How Texas Community Property Laws Affect Probate
People often think about Texas community property laws in connection with divorce but don’t consider how these laws affect probate. Community property laws can have a profound impact on what happens to your property when you or your spouse pass away.
If you don’t have an up-to-date estate planning strategy, your loved ones may be in for an unpleasant surprise in the future.
Understanding Community Property
First, it is helpful to consider exactly what community property is under Texas law. Most property a married couple acquires during the course of their marriage is treated as community property. This is true even of wages earned solely by one spouse or property one spouse purchased on their own with only one name on the title. Most property you gain while married belongs not only to you but to your spouse as part of a team. You are each considered equal owners, and if you divorce, your community property is split 50/50.
There are some exceptions when it comes to establishing community property. The most notable exception is that property you receive as a gift or inheritance is considered yours individually and is not community property jointly owned with your spouse. However, you may need to take steps to keep the property separate, or over time it could turn into community property.
The property you owned before your marriage also remains your separate property. However, just as with inherited property, if you co-mingle it with marital property or your spouse uses or contributes to it, that separate property can turn into community property.
What If There is No Will?
People often assume that when one spouse dies, the community property laws automatically give all of that spouse’s property to the other spouse. However, this is not always the case. The spouse is entitled to half the community property in most cases. If there is no will and the only children of the deceased are also children of the surviving spouse, then the laws of intestate succession would give all of the community property to the surviving spouse.
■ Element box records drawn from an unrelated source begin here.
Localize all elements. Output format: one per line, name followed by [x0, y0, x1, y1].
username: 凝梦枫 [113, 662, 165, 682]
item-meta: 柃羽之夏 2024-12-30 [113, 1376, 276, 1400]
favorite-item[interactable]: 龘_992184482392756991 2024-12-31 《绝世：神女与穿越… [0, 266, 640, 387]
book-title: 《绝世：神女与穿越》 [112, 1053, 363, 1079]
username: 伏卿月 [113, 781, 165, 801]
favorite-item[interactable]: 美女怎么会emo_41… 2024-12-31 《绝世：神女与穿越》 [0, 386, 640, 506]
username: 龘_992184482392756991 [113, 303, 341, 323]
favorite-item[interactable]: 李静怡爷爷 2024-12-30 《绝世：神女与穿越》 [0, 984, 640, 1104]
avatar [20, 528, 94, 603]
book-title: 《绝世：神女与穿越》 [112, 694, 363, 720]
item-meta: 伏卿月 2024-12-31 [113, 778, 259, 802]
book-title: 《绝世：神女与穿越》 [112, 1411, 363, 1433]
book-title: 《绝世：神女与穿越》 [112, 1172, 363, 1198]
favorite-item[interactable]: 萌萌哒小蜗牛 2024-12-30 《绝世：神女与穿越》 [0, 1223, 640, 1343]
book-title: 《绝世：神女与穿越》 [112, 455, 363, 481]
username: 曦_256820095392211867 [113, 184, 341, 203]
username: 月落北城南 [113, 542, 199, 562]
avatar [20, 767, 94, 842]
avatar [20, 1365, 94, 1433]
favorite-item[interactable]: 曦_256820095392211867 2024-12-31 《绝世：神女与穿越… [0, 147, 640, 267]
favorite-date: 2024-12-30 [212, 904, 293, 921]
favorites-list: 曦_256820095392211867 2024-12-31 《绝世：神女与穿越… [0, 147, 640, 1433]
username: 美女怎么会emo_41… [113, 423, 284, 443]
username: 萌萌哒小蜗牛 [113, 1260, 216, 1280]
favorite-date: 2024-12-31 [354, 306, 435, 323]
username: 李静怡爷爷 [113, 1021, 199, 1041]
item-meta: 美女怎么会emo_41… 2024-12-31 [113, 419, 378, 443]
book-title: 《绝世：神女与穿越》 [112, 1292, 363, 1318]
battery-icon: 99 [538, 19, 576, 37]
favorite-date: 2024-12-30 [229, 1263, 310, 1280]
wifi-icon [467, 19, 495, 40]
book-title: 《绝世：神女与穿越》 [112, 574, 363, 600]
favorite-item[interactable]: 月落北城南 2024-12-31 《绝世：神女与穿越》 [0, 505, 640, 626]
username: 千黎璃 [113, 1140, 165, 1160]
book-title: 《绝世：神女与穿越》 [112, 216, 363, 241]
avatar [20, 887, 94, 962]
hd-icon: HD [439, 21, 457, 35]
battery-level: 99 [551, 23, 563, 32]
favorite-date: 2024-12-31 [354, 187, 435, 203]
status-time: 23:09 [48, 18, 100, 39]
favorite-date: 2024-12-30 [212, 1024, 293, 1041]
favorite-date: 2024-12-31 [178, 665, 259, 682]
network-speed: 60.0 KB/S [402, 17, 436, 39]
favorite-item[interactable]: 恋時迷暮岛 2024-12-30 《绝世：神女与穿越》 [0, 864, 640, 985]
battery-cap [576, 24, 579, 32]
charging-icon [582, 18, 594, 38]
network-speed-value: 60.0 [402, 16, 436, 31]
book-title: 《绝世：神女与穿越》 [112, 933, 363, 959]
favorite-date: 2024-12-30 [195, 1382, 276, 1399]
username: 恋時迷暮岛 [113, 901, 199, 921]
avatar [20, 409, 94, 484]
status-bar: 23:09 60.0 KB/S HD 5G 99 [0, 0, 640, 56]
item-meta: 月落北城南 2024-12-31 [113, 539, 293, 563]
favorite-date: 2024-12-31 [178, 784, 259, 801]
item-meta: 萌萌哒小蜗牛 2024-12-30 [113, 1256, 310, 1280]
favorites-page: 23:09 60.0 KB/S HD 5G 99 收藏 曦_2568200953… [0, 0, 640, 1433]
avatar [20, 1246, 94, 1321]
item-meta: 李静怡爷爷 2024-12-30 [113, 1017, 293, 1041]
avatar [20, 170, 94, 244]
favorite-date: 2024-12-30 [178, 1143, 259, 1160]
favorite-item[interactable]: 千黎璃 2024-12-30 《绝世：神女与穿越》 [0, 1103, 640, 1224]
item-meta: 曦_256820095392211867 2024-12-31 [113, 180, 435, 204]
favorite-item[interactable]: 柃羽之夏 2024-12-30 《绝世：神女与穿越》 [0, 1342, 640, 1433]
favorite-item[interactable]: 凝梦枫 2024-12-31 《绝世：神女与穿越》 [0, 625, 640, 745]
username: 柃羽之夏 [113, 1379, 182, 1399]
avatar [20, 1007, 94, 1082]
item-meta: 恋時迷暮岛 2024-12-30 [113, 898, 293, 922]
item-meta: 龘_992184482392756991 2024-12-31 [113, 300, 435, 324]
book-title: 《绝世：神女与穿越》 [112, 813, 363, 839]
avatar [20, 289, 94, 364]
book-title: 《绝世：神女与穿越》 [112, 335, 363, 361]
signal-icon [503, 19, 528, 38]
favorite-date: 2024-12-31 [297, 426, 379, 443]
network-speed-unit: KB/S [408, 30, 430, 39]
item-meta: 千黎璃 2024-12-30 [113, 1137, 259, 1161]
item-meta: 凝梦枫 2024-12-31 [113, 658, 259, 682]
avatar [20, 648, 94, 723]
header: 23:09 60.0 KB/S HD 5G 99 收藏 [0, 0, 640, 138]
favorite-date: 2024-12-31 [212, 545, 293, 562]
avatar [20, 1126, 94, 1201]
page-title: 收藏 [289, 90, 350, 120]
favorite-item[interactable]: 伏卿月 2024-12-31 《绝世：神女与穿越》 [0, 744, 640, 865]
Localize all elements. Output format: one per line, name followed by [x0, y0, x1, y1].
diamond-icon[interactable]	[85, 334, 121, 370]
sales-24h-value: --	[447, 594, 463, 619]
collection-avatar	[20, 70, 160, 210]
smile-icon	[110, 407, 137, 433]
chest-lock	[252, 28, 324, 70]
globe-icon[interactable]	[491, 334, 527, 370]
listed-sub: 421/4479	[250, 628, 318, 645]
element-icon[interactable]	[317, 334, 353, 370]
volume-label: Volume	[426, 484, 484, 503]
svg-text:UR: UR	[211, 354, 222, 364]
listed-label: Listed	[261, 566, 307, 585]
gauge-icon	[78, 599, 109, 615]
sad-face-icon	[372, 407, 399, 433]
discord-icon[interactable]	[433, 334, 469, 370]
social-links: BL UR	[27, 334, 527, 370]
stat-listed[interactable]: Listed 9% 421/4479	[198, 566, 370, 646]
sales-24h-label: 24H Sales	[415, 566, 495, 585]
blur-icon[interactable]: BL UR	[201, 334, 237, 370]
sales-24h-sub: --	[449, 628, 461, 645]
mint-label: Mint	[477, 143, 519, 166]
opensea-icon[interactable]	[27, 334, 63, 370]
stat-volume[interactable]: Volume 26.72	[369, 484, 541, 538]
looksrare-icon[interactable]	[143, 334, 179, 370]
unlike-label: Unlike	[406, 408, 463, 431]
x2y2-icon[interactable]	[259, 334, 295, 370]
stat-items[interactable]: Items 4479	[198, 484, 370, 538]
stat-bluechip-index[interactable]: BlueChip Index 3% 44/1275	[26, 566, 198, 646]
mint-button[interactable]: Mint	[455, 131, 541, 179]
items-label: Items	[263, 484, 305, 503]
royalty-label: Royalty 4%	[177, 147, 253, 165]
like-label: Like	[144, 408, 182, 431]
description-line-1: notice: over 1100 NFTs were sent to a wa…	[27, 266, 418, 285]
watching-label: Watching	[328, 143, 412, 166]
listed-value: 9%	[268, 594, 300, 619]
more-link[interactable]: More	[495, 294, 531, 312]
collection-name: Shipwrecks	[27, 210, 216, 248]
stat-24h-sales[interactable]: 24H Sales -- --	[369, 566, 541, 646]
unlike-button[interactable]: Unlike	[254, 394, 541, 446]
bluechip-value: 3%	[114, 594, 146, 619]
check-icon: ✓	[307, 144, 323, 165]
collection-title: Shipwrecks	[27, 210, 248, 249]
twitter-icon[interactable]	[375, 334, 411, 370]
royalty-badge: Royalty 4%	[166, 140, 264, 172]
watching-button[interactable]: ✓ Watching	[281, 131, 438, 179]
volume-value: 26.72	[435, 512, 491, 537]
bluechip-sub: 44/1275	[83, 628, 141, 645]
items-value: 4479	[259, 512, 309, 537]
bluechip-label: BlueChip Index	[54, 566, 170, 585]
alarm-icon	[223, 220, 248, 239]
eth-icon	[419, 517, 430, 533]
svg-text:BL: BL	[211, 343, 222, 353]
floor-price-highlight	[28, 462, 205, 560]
Any separate property owned by the deceased spouse would be split between the spouse and other family members.
A Will Can Change Some Things but Not Everything
If the deceased spouse left a will, those provisions often control what happens to the community property, but the will can only affect half of the community property. The surviving spouse gets half of the community property even if they are left out of the will. However, if an asset is titled in the name of the deceased spouse, the surviving spouse will need to take legal action and may need to open probate to get the title put into their own name.
The will can direct the distribution of the remaining half of the community property as well as separate property.
A Thoughtful Estate Plan Can Ensure the Smooth Transfer of Community Property
An estate planning attorney can help you take steps to ensure that your property passes the way you want it to, so long as you don’t violate certain public policy standards. With the right plan, the legal burden on family members will be minimal, and they will be able to exercise ownership without unnecessary delays and expense.